RUN pnpm buildNow the dependency layer depends on the files that actually describe dependencies.
This sounds obvious because it is obvious. Many good performance fixes are like that. They are not genius. They are just the system finally telling the truth.
Do not install everything just to remove half of it
Another pattern I dislike:
RUN npm ci
RUN npm run build
RUN npm prune --omit=devIt works. It also makes the package manager do extra work.
You install the full dependency tree, build the app, then ask the package manager to cut the tree down for runtime. For small projects this is fine. For bigger projects it becomes slow and noisy.
A cleaner version is to separate build dependencies from runtime dependencies:
FROM node:22 AS prod-deps
WORKDIR /app
COPY package.json package-lock.json ./
RUN npm ci --omit=dev
FROM node:22 AS build-deps
WORKDIR /app
COPY package.json package-lock.json ./
RUN npm ci
FROM build-deps AS build
COPY . .
RUN npm run build
FROM node:22-slim AS runtime
WORKDIR /app
COPY --from=prod-deps /app/node_modules ./node_modules
COPY --from=build /app/dist ./distMore stages. Less confusion.
The runtime image gets runtime dependencies. The build stage gets build dependencies. There is no cleanup step pretending to be architecture.
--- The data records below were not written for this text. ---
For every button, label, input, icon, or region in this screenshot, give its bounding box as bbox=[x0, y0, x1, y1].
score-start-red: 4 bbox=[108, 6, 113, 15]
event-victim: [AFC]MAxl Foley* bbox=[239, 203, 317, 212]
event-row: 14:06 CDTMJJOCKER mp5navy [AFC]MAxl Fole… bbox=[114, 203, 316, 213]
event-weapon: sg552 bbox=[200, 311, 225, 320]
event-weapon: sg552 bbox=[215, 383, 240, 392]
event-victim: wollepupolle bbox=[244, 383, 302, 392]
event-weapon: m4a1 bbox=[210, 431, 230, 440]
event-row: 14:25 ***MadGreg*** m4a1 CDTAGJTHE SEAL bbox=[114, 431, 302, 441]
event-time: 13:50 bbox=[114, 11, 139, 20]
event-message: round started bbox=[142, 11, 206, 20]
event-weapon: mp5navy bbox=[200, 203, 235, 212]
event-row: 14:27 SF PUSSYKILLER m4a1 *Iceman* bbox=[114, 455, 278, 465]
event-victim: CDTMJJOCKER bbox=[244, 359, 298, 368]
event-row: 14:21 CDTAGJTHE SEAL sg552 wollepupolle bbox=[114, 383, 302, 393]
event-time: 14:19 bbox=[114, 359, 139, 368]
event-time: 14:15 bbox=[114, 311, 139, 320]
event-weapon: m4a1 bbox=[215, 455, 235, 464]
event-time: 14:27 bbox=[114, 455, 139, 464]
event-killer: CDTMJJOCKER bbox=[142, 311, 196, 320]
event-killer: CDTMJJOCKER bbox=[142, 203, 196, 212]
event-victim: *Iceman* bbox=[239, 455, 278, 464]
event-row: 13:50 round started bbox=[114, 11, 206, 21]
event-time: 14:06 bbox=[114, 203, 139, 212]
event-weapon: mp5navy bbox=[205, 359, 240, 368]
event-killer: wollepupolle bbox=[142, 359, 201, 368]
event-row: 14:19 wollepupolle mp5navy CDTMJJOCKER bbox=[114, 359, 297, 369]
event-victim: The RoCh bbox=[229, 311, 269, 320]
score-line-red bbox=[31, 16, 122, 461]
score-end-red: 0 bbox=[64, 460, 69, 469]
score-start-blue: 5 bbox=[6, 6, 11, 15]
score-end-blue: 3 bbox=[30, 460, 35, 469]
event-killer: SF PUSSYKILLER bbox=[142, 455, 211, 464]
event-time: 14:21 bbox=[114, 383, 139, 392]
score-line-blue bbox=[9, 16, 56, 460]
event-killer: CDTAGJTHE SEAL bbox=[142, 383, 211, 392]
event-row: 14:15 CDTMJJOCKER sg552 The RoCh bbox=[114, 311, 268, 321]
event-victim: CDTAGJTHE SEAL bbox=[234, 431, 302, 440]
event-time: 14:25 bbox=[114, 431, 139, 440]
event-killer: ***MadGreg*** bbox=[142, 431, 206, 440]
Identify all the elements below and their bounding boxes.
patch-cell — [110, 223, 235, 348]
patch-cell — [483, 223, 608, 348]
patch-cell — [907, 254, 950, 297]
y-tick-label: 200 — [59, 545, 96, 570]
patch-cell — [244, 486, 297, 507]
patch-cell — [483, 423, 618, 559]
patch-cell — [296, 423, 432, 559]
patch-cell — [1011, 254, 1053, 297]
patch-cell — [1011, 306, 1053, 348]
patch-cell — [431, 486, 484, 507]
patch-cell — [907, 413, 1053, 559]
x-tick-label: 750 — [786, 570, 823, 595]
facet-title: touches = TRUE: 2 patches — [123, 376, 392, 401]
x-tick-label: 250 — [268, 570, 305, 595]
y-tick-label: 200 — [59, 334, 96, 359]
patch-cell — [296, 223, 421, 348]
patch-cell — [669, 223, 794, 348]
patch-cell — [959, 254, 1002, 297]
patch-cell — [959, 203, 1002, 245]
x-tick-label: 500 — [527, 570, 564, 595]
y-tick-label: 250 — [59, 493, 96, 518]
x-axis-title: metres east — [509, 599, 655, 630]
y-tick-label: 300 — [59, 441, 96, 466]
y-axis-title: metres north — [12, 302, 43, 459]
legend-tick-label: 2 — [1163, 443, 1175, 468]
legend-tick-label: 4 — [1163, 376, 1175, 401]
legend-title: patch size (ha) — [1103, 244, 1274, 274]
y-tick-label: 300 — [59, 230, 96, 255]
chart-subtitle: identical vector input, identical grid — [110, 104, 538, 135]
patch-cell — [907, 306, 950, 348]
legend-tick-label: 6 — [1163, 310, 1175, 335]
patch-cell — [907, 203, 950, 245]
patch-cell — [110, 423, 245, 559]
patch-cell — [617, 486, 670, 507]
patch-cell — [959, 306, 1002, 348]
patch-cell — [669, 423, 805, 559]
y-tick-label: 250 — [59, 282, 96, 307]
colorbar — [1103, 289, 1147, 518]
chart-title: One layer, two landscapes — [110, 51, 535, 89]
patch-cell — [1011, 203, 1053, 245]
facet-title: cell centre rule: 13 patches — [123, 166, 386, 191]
Cache mounts are not exciting, but they help
Package managers already have caches. npm, pnpm, Go, Cargo, pip — they all try to avoid downloading the same things again.
But in CI, those caches often disappear on every run.
BuildKit cache mounts fix that:
RUN --mount=type=cache,target=/root/.npm npm cior:
RUN --mount=type=cache,target=/pnpm/store pnpm install --frozen-lockfileThis is not a big idea. It is just giving the package manager a stable place to keep work it already knows how to reuse.
Boring. Useful. Exactly the kind of thing CI needs.
The build gets faster when the graph gets honest
When a build is slow, ask simple questions:
- Does this layer depend on the layer above it?
- Does this ARG need to be this early?
- Does changing source code really require installing dependencies again?
- Does the runtime image need build tools?
- Are we copying too much too soon?
These questions are not fancy. But they find real problems.
A Docker build is a dependency graph written as a file. If the graph lies, the cache suffers. If the graph is honest, the cache starts working.
The cache was not broken.
We just kept changing its inputs and acting surprised when it rebuilt things.